In China, once a new platform reaches a certain scale, it can fully leverage the mature infrastructure—logistics, payment systems, and the vast network of small and medium-sized merchants—making it possible to quickly catch up to older platforms in terms of supply-side efficiency. As a result, the gap between new entrants like Pinduoduo and Douyin and giants like Alibaba and JD.com is no longer a decisive factor in competition.
The Price War andaRat Race
The period from 2014 onwards, when the market stabilized, saw established giants like Alibaba and JD.com expect to dominate without intense competition. However, new entrants leveraged mature e-commerce infrastructure and low-cost traffic to launch a fresh wave of challenges, employing various strategies but with a common focus: delivering instant gratification to consumers.
One example of this is the reshaping of the shopping experience by embedding e-commerce into social and content platforms like Douyin and Kuaishou.
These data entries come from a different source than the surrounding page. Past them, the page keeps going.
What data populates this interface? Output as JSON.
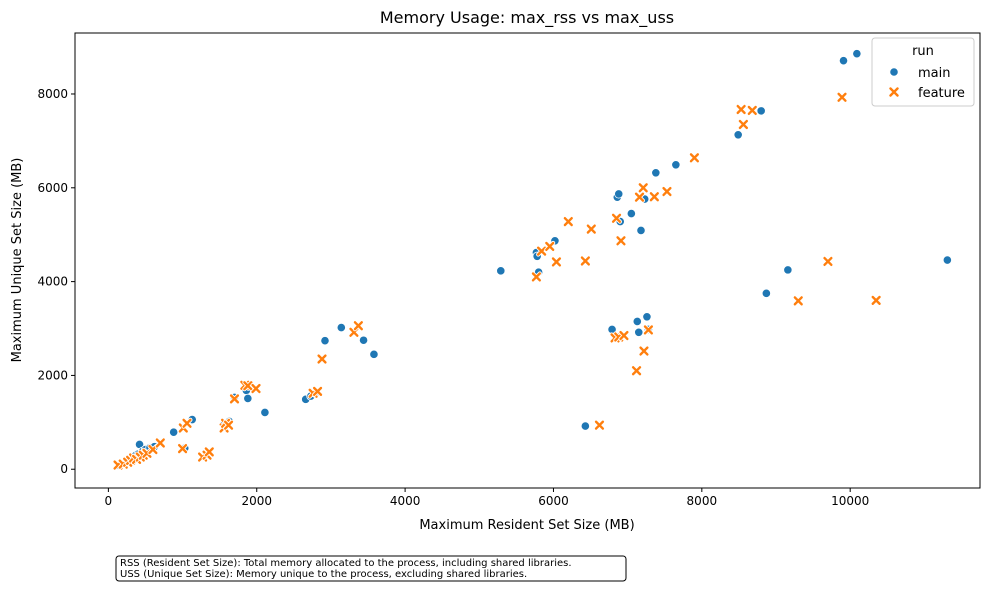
{
  "chart_data": {
    "type": "scatter",
    "title": "Memory Usage: max_rss vs max_uss",
    "xlabel": "Maximum Resident Set Size (MB)",
    "ylabel": "Maximum Unique Set Size (MB)",
    "xlim": [
      -450,
      11750
    ],
    "ylim": [
      -400,
      9300
    ],
    "xticks": [
      0,
      2000,
      4000,
      6000,
      8000,
      10000
    ],
    "yticks": [
      0,
      2000,
      4000,
      6000,
      8000
    ],
    "xtick_labels": [
      "0",
      "2000",
      "4000",
      "6000",
      "8000",
      "10000"
    ],
    "ytick_labels": [
      "0",
      "2000",
      "4000",
      "6000",
      "8000"
    ],
    "grid": false,
    "legend": {
      "title": "run",
      "placement": "top-right"
    },
    "series": [
      {
        "name": "main",
        "marker": "circle",
        "color": "#1f77b4",
        "points": [
          [
            150,
            80
          ],
          [
            220,
            130
          ],
          [
            270,
            180
          ],
          [
            300,
            220
          ],
          [
            330,
            260
          ],
          [
            370,
            300
          ],
          [
            400,
            320
          ],
          [
            420,
            530
          ],
          [
            460,
            380
          ],
          [
            500,
            420
          ],
          [
            560,
            460
          ],
          [
            620,
            480
          ],
          [
            880,
            790
          ],
          [
            1030,
            450
          ],
          [
            1130,
            1060
          ],
          [
            1560,
            960
          ],
          [
            1630,
            1020
          ],
          [
            1700,
            1530
          ],
          [
            1860,
            1680
          ],
          [
            1880,
            1510
          ],
          [
            2110,
            1210
          ],
          [
            2660,
            1490
          ],
          [
            2730,
            1560
          ],
          [
            2790,
            1620
          ],
          [
            2920,
            2740
          ],
          [
            3140,
            3020
          ],
          [
            3440,
            2750
          ],
          [
            3580,
            2450
          ],
          [
            5290,
            4230
          ],
          [
            5770,
            4620
          ],
          [
            5780,
            4540
          ],
          [
            5800,
            4200
          ],
          [
            6020,
            4870
          ],
          [
            6430,
            920
          ],
          [
            6790,
            2980
          ],
          [
            6860,
            5800
          ],
          [
            6880,
            5870
          ],
          [
            6900,
            5280
          ],
          [
            7050,
            5450
          ],
          [
            7130,
            3150
          ],
          [
            7150,
            2920
          ],
          [
            7180,
            5090
          ],
          [
            7230,
            5760
          ],
          [
            7260,
            3250
          ],
          [
            7280,
            2980
          ],
          [
            7380,
            6320
          ],
          [
            7650,
            6490
          ],
          [
            8490,
            7130
          ],
          [
            8800,
            7640
          ],
          [
            8870,
            3750
          ],
          [
            9160,
            4250
          ],
          [
            9910,
            8710
          ],
          [
            10090,
            8860
          ],
          [
            11310,
            4460
          ]
        ]
      },
      {
        "name": "feature",
        "marker": "x",
        "color": "#ff7f0e",
        "points": [
          [
            130,
            90
          ],
          [
            200,
            110
          ],
          [
            260,
            150
          ],
          [
            300,
            190
          ],
          [
            340,
            240
          ],
          [
            380,
            210
          ],
          [
            430,
            260
          ],
          [
            470,
            300
          ],
          [
            520,
            340
          ],
          [
            600,
            420
          ],
          [
            700,
            560
          ],
          [
            1000,
            440
          ],
          [
            1010,
            880
          ],
          [
            1060,
            980
          ],
          [
            1270,
            260
          ],
          [
            1330,
            300
          ],
          [
            1360,
            370
          ],
          [
            1560,
            880
          ],
          [
            1580,
            980
          ],
          [
            1620,
            940
          ],
          [
            1700,
            1500
          ],
          [
            1840,
            1790
          ],
          [
            1880,
            1780
          ],
          [
            1990,
            1720
          ],
          [
            2760,
            1620
          ],
          [
            2820,
            1660
          ],
          [
            2880,
            2350
          ],
          [
            3310,
            2920
          ],
          [
            3370,
            3060
          ],
          [
            5770,
            4100
          ],
          [
            5840,
            4650
          ],
          [
            5950,
            4750
          ],
          [
            6040,
            4420
          ],
          [
            6200,
            5280
          ],
          [
            6430,
            4440
          ],
          [
            6510,
            5120
          ],
          [
            6620,
            940
          ],
          [
            6830,
            2800
          ],
          [
            6850,
            5350
          ],
          [
            6880,
            2820
          ],
          [
            6910,
            4870
          ],
          [
            6950,
            2850
          ],
          [
            7120,
            2100
          ],
          [
            7160,
            5800
          ],
          [
            7210,
            6000
          ],
          [
            7220,
            2520
          ],
          [
            7280,
            2970
          ],
          [
            7360,
            5810
          ],
          [
            7530,
            5920
          ],
          [
            7900,
            6640
          ],
          [
            8530,
            7670
          ],
          [
            8560,
            7350
          ],
          [
            8680,
            7650
          ],
          [
            9300,
            3590
          ],
          [
            9700,
            4430
          ],
          [
            9890,
            7930
          ],
          [
            10350,
            3600
          ]
        ]
      }
    ]
  },
  "annotation": {
    "lines": [
      "RSS (Resident Set Size): Total memory allocated to the process, including shared libraries.",
      "USS (Unique Set Size): Memory unique to the process, excluding shared libraries."
    ]
  }
}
Instead of searching for products and scrolling through pages of results, users are now accustomed to buying while chatting, watching live-streams, or scrolling through short videos. This reduces cognitive load and makes shopping much more seamless.
In terms of after-sales, platforms leaned heavily in favor of consumers by imposing penalties and “refund-only” policies on merchants, particularly when consumers are unsatisfied with a product and can receive a full refund without returning the item. This extreme consumer-friendly stance has led to a flurry of debate, with many questioning its long-term sustainability.
However, nothing drives consumer satisfaction like low prices. Low prices became the most powerful tool in an environment where the economy faced resistance to consumption upgrades. From 2018 onwards, “low price” became the common denominator of consumer demand in China. In fact, one investor remarked that if a platform could own the “low price” mindset, it could be worth $50 billion.
The platform that capitalized on this mindset was Pinduoduo. Through its algorithm-driven aggregation of generic products and its “hundred-billion subsidies” model, it successfully created the perception of being the cheapest platform. By 2020, Alibaba and JD.com, facing weaker consumer demand, had to adopt similar price-focused strategies, and policies like “refund-only” spread to other platforms as well.
However, platforms like Pinduoduo, which had come late to the game, quickly realized that the low-price strategy and “refund-only” policies neither gained them a large enough customer base nor did they prevent a massive backlash from merchants. By the second half of 2024, many platforms, including Alibaba, began scaling back their low-price-first strategies, signaling the end of this industry-wide movement.
Furthermore, the low-price strategy, against the backdrop of efforts to curb involution and deflation, sparked controversy in the manufacturing sector. The excessive pursuit of low prices has eroded profits across the value chain, leaving manufacturers with the dilemma of either engaging in the price war or exiting the market altogether.
For merchants and manufacturers, the extreme pursuit of low prices has severely harmed the sustainable profitability of the industry, while for consumers, it has led to a higher proportion of counterfeit and subpar products flooding the market.
China’s e-commerce sector in the past five years is characterized by stagnation, marked by increased fragmentation, an intensified price war, and the unsettling impacts of involution. As the industry adapts to these challenges, its future remains uncertain, shaped by the ongoing struggle for consumer attention and the sustainability of its business models.